Sensitivity analysis approaches to high-dimensional screening problems at low sample size

Journal of Statistical Computation and Simulation

Sensitivity analysis
Monte Carlo
Authors

William Becker

Stefano Tarantola

Gregory Deman

Published

April 4, 2018

Doi

About

Sensitivity analysis is an essential tool in the development of robust models for engineering, physical sciences, economics and policy-making, but typically requires running the model a large number of times in order to estimate sensitivity measures. While statistical emulators allow sensitivity analysis even on complex models, they only perform well with a moderately low number of model inputs: in higher dimensional problems they tend to require a restrictively high number of model runs unless the model is relatively linear. Therefore, an open question is how to tackle sensitivity problems in higher dimensionalities, at very low sample sizes. This article examines the relative performance of four sampling-based measures which can be used in such high-dimensional nonlinear problems.
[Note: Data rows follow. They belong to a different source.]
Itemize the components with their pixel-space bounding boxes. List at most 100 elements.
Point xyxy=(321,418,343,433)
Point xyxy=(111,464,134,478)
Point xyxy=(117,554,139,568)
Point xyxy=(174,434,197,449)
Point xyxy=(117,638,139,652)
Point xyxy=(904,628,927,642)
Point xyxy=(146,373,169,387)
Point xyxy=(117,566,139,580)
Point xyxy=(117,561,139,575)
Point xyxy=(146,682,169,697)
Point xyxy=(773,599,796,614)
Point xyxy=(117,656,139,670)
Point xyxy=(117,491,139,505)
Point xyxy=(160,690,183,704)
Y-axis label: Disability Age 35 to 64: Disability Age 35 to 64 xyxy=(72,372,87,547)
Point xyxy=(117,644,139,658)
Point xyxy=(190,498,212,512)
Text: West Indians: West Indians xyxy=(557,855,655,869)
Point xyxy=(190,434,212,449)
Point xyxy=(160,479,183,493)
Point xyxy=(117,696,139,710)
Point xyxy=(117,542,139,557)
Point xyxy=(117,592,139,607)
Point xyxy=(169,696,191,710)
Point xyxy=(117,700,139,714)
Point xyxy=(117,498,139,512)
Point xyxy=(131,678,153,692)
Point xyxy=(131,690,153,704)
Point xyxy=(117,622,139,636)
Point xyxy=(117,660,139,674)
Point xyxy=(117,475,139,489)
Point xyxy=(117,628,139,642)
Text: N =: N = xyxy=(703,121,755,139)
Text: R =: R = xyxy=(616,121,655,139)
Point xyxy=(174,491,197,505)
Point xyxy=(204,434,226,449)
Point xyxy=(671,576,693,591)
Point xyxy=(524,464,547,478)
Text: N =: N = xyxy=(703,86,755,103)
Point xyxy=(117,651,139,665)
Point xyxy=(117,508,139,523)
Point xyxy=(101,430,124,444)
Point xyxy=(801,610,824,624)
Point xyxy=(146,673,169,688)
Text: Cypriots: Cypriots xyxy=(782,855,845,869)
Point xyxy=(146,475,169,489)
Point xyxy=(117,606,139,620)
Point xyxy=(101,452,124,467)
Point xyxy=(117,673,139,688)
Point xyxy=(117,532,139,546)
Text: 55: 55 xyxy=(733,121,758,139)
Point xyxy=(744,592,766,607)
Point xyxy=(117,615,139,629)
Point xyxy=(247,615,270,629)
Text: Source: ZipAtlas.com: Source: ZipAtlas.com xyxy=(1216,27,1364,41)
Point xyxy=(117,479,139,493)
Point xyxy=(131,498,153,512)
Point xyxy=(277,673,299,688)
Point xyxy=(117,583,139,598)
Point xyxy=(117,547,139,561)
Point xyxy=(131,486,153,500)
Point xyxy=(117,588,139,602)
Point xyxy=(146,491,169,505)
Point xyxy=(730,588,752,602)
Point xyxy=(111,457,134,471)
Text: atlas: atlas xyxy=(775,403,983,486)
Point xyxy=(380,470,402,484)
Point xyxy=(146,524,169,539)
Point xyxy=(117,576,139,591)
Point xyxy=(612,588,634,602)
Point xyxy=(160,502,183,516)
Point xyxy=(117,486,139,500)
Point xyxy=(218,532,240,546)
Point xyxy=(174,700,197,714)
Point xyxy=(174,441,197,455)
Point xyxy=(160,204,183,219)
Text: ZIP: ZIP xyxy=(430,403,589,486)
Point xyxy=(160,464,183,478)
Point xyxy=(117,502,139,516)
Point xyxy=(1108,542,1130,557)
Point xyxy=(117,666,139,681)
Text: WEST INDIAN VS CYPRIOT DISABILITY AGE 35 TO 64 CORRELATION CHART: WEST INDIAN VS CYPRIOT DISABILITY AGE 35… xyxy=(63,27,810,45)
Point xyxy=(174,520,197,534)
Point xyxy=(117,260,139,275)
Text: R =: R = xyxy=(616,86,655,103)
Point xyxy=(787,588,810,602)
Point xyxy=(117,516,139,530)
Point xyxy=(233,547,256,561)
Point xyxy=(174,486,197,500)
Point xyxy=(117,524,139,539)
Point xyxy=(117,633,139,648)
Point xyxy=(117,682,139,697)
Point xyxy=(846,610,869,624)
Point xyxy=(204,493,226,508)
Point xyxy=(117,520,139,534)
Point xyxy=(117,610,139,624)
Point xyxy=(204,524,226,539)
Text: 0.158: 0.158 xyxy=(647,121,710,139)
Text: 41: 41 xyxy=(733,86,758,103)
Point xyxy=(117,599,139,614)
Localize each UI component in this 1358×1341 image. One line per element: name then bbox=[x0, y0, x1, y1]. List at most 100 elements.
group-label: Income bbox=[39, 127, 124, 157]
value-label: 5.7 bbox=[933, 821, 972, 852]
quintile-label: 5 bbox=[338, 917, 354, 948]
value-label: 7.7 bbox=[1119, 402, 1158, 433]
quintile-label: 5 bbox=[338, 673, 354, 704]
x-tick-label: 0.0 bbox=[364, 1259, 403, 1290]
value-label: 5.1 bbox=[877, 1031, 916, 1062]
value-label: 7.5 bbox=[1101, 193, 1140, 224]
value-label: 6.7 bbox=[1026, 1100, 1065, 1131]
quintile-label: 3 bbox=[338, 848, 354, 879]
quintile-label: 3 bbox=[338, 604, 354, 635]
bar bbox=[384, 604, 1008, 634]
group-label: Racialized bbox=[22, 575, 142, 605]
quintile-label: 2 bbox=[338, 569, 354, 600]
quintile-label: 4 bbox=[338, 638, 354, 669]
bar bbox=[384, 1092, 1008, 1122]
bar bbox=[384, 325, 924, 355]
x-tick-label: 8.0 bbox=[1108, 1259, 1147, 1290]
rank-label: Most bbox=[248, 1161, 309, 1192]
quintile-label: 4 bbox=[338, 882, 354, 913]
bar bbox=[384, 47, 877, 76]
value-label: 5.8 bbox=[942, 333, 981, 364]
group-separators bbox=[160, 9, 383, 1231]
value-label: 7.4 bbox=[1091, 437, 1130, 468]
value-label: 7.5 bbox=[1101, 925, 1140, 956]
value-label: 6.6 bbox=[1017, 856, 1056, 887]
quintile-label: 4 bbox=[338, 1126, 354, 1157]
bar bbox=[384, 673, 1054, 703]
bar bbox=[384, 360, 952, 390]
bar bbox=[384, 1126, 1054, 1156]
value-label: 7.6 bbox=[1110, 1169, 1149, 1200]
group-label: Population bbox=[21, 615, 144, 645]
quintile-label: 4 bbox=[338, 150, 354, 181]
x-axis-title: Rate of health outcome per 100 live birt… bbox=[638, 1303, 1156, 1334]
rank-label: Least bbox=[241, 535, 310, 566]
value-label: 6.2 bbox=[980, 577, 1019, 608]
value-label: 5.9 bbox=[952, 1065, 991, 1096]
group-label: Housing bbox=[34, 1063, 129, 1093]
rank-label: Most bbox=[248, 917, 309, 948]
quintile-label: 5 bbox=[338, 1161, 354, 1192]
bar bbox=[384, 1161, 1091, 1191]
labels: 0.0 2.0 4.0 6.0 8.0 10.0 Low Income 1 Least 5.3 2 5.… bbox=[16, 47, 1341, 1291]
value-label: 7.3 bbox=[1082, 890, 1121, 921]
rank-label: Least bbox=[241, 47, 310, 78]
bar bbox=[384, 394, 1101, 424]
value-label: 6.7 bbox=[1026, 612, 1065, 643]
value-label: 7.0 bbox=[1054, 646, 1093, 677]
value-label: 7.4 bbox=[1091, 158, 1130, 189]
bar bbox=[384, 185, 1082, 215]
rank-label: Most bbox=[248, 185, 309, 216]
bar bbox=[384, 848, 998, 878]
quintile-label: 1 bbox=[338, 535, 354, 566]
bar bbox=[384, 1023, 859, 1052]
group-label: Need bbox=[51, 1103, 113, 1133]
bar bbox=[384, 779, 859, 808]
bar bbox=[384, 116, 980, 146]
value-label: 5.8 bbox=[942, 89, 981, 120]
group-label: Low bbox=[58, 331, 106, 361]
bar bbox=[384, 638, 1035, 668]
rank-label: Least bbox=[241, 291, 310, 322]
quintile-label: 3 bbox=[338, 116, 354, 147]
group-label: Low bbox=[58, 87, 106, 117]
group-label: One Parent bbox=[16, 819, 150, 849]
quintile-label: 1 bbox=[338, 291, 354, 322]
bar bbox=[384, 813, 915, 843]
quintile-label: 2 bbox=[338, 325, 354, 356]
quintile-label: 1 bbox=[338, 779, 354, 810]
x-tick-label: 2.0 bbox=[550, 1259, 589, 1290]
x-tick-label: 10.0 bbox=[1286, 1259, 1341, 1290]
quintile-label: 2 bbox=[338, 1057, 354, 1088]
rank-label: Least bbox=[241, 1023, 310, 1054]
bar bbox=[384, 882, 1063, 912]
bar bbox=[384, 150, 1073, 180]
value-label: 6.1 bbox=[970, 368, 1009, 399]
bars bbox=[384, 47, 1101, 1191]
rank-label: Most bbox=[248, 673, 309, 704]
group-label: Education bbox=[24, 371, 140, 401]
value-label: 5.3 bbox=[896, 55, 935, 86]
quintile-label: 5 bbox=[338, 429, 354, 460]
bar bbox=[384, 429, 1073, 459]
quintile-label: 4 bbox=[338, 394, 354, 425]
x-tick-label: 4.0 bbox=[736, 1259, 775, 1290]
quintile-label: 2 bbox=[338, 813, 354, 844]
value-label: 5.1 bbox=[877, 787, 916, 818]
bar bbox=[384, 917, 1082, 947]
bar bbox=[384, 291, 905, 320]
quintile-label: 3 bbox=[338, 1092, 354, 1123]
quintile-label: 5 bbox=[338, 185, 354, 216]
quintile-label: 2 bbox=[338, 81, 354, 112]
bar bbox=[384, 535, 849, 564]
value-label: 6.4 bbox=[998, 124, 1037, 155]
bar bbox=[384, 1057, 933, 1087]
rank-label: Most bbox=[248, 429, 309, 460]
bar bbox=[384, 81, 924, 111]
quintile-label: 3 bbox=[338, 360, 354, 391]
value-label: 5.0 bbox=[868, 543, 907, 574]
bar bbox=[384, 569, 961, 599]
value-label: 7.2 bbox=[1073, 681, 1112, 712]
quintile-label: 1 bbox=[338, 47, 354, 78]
The measures tested are the Sobol’ total sensitivity indices, the absolute mean of elementary effects, a derivative-based global sensitivity measure, and a modified derivative-based measure. Performance is assessed in a ‘screening’ context, by assessing the ability of each measure to identify influential and non-influential inputs on a wide variety of test functions at different dimensionalities. The results show that the best-performing measure in the screening context is dependent on the model or function, but derivative-based measures have a significant potential at low sample sizes that is currently not widely recognised.